Processes occurring among individuals

For those SARS-CoV-2 mutations that do make it out of the body and cause new infections, the probability that the variant becomes established depends on its transmissibility in the population in which it emerges, as well as the nature and extent of contacts among individuals and chance events. For many infectious diseases, a small fraction of individuals tends to be responsible for a large fraction of the transmission events (the so-called ‘80/20 rule’, in which 80% of new infections are thought to be caused by 20% of cases). This pattern has also been observed for SARS-COV-2 , and is sometimes referred to as ‘overdispersion’, meaning that the variation in the number of new infections generated by different individuals is larger than expected (typically with reference to a Poisson distribution). Overdispersion can arise through various processes, and the details have a strong effect on the probability that a new variant establishes within a population (by established, we mean that the variant is present in enough active cases that it is very unlikely to be lost by chance). If overdispersion arises because individuals vary in infectivity, with some cases transmitting much less often and others much more often than expected (for example, ‘superspreaders’), then this variability tends to decrease the probability of establishment of a variant (Figure 1 , compare black and blue curves). On the other hand, if the overdispersion occurs because some individuals have many fewer contacts or much lower activity levels and others many more, this tends to increase the probability of establishment (Figure 1, red curve compared to a Poisson distributed number of contacts in black).
Figure 1

The role of heterogeneity in the probability that a variant establishes within a population.

Illustrated here is a predominantly susceptible population, with an average number of ten contacts per case and no competition for susceptible hosts between the variant and non-variant. If the number of contacts per individual is Poisson distributed and there is a constant chance of infection per contact, the probability of establishment rises with the chance of infection per contact as shown by the black curve. Here, variants are not expected to persist unless the transmission probability is above 10%, as only then are cases expected to give rise to at least one new case (R > 1).

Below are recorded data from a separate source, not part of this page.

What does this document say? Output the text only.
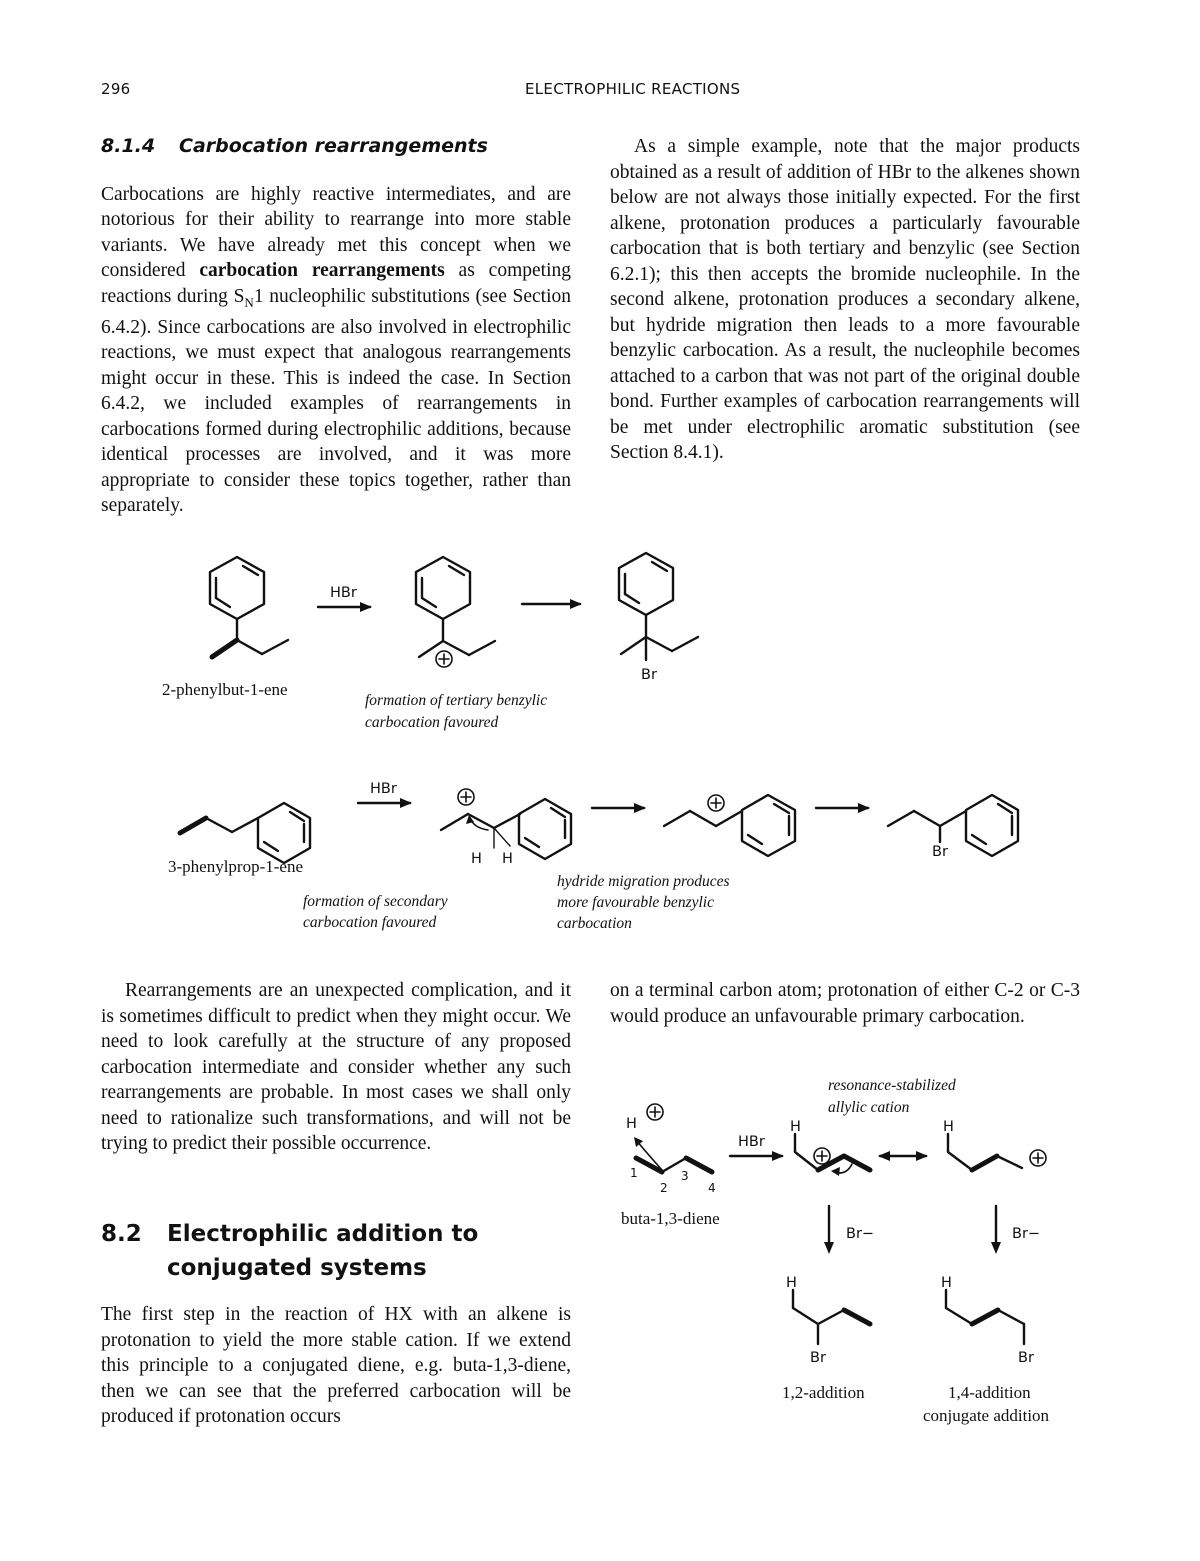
296	ELECTROPHILIC REACTIONS
8.1.4 Carbocation rearrangements

Carbocations are highly reactive intermediates, and are notorious for their ability to rearrange into more stable variants. We have already met this concept when we considered carbocation rearrangements as competing reactions during $S_N1$ nucleophilic substitutions (see Section 6.4.2). Since carbocations are also involved in electrophilic reactions, we must expect that analogous rearrangements might occur in these. This is indeed the case. In Section 6.4.2, we included examples of rearrangements in carbocations formed during electrophilic additions, because identical processes are involved, and it was more appropriate to consider these topics together, rather than separately.

As a simple example, note that the major products obtained as a result of addition of HBr to the alkenes shown below are not always those initially expected. For the first alkene, protonation produces a particularly favourable carbocation that is both tertiary and benzylic (see Section 6.2.1); this then accepts the bromide nucleophile. In the second alkene, protonation produces a secondary alkene, but hydride migration then leads to a more favourable benzylic carbocation. As a result, the nucleophile becomes attached to a carbon that was not part of the original double bond. Further examples of carbocation rearrangements will be met under electrophilic aromatic substitution (see Section 8.4.1).

HBr
Br
2-phenylbut-1-ene
formation of tertiary benzylic
carbocation favoured
HBr
H H	Br
3-phenylprop-1-ene
formation of secondary
carbocation favoured
hydride migration produces
more favourable benzylic
carbocation

Rearrangements are an unexpected complication, and it is sometimes difficult to predict when they might occur. We need to look carefully at the structure of any proposed carbocation intermediate and consider whether any such rearrangements are probable. In most cases we shall only need to rationalize such transformations, and will not be trying to predict their possible occurrence.

8.2 Electrophilic addition to conjugated systems

The first step in the reaction of HX with an alkene is protonation to yield the more stable cation. If we extend this principle to a conjugated diene, e.g. buta-1,3-diene, then we can see that the preferred carbocation will be produced if protonation occurs

on a terminal carbon atom; protonation of either C-2 or C-3 would produce an unfavourable primary carbocation.

H
HBr
1
2
3
4
buta-1,3-diene
resonance-stabilized
allylic cation
H	H
Br−	Br−
H	H
Br	Br
1,2-addition	1,4-addition
conjugate addition
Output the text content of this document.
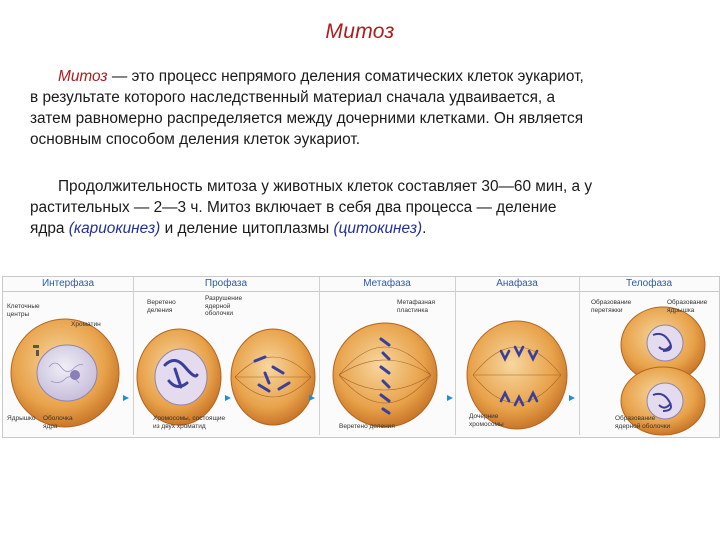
Митоз

Митоз — это процесс непрямого деления соматических клеток эукариот,
в результате которого наследственный материал сначала удваивается, а
затем равномерно распределяется между дочерними клетками. Он является
основным способом деления клеток эукариот.

Продолжительность митоза у животных клеток составляет 30—60 мин, а у
растительных — 2—3 ч. Митоз включает в себя два процесса — деление
ядра (кариокинез) и деление цитоплазмы (цитокинез).

Интерфаза	Профаза	Метафаза	Анафаза	Телофаза
Клеточные
центры
Хроматин
Ядрышко Оболочка
ядра
Веретено
деления
Разрушение
ядерной
оболочки
Хромосомы, состоящие
из двух хроматид
Метафазная
пластинка
Веретено деления
Дочерние
хромосомы
Образование
перетяжки
Образование
ядрышка
Образование
ядерной оболочки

If cases vary in their infectiousness, then variants are less likely to establish because more cases fail to have any onward transmission (blue curve, where we assume that half of the cases are three times as infective as the other half). If, however, there is variability in contact number or activity level, variants are more likely to establish because individuals with more contacts are more likely to get infected and then more likely to pass on the variant (red curve, assuming the contact distribution is negative binomial with a dispersion parameter of k = 3). Because the disease spreads more easily among the subset of active people, heterogeneity in contacts also reduces the critical transmission probability above which establishment is possible (red curve rises above zero earlier, causing R > 1). (Based on methods in reference.)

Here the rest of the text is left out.